One advantage of recovery system 300 is that it includes a plurality of independent release mechanisms 402-404, each of which are capable of releasing load 302 and allowing vehicle 100 to float to the surface. FIG. 9 is a flow chart of a method 900 of operating the recovery system of FIGS. 2-8 in an exemplary embodiment. The steps of method 900 will be described with respect to recovery system 200; although one skilled in the art will understand that method 900 may be performed by other devices or systems not shown. The steps of method 900 are not all inclusive and may include other steps not shown. Further, the steps may be performed in an alternate order.

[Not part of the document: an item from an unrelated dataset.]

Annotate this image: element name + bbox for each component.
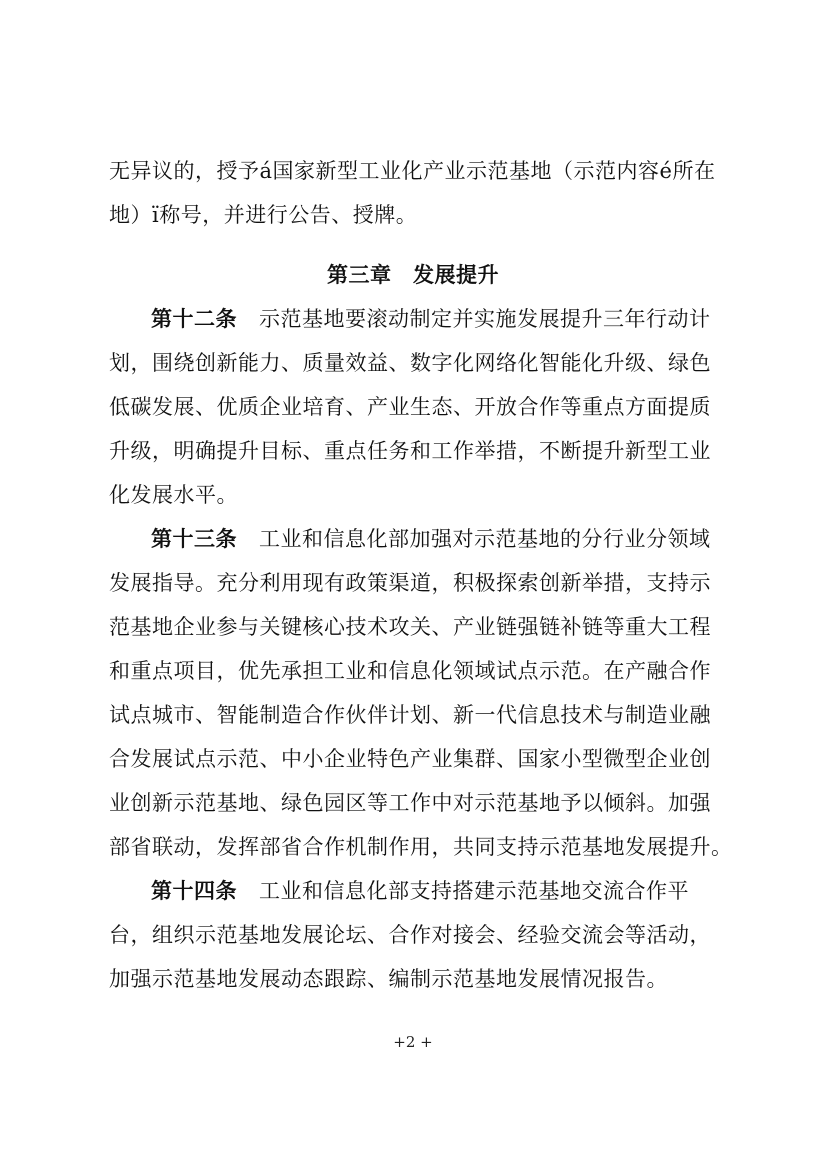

In step 902, a detachable load (e.g., load 206) is affixed to a UUV (e.g., vehicle 100). The load may be part of the UUV and/or a drop weight, or some combination thereof. In step 904, if a command signal has been received, then the load is detached from the UUV in step 910 and the UUV floats to the surface. If a command signal has not been received, then step 906 is performed. In step 906, if the UUV has been submerged under water beyond a time limit, then the load is detached in step 910 and the UUV floats to the surface. If the UUV has not been submerged beyond the time limit, then step 908 is performed. In step 908, if the UUV has sunk below a pre-determined depth under the water, then the load is detached in step 910 and the UUV floats to the surface. Each of steps 904-908 may be performed nearly simultaneously. If none of the previous conditions for detaching the load occurs, then the load may not be detached from the UUV.
Although specific embodiments were described herein, the scope is not limited to those specific embodiments. Rather, the scope is defined by the following claims and any equivalents thereof.